I had developed a software in C# using Windows Forms to scrape selected websites for images.
First problem I have is that the websites I monitor constantly change their look and feel, thus making my code in need for updating. I had switched to using XPaths to isolate the divs I look for, but the div ids change too. I have thought of using a text file with the div xpath for each site which the software would read thru, thus saving me the time to edit and recompile the code. Is there a better way to solve this problem ? Maybe CodeDom ?
Secondly, since every website uses different formatting and encoding I had to rewrite parts of code with the HtmlDocument, HtmlWebResponse, HtmlNodes and others for each of them, which ended up accounting for nearly half of my code. I could not put them together since some need extra scraping and paginating and some do not. Is there a way make to simplify this problem ?

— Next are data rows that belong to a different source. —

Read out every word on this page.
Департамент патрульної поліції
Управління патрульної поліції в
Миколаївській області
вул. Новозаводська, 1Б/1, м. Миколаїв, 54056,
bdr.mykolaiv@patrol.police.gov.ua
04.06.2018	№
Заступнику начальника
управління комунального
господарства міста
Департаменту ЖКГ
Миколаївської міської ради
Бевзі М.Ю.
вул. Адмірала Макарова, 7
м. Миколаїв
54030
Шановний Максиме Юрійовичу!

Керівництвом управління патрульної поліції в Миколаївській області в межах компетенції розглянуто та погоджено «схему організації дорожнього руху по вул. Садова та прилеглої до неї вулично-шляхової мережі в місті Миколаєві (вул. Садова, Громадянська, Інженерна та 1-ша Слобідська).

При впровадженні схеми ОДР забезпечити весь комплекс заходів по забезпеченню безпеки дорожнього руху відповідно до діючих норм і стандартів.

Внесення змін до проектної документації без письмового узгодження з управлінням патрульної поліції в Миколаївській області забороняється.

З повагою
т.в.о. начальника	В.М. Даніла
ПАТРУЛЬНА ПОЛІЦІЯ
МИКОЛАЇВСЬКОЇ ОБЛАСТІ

Lastly, I have the whole code in one class file with around 600 lines of code. The only methods I have are the backgroundworkers, ui event handlers, a scraping method each for each site, and one method to save the images. Is it alright to have the whole code in one class ? When I used to write in Java, I used to often make use of multiple classes and call them as objects, this helped making changes to particular sections easier. Can I do the same with C# ?
Is there a more efficient approach to making the software ? I was thinking of making a class for each site, so that modifications could be done directly to the class in question, but that would cause a lot of lines to be repeated in each class. Or is it okay to have the whole in one class file ?
Thanks.
PS: This software is for personal use, but I think it is a good opportunity to learn and apply good programming.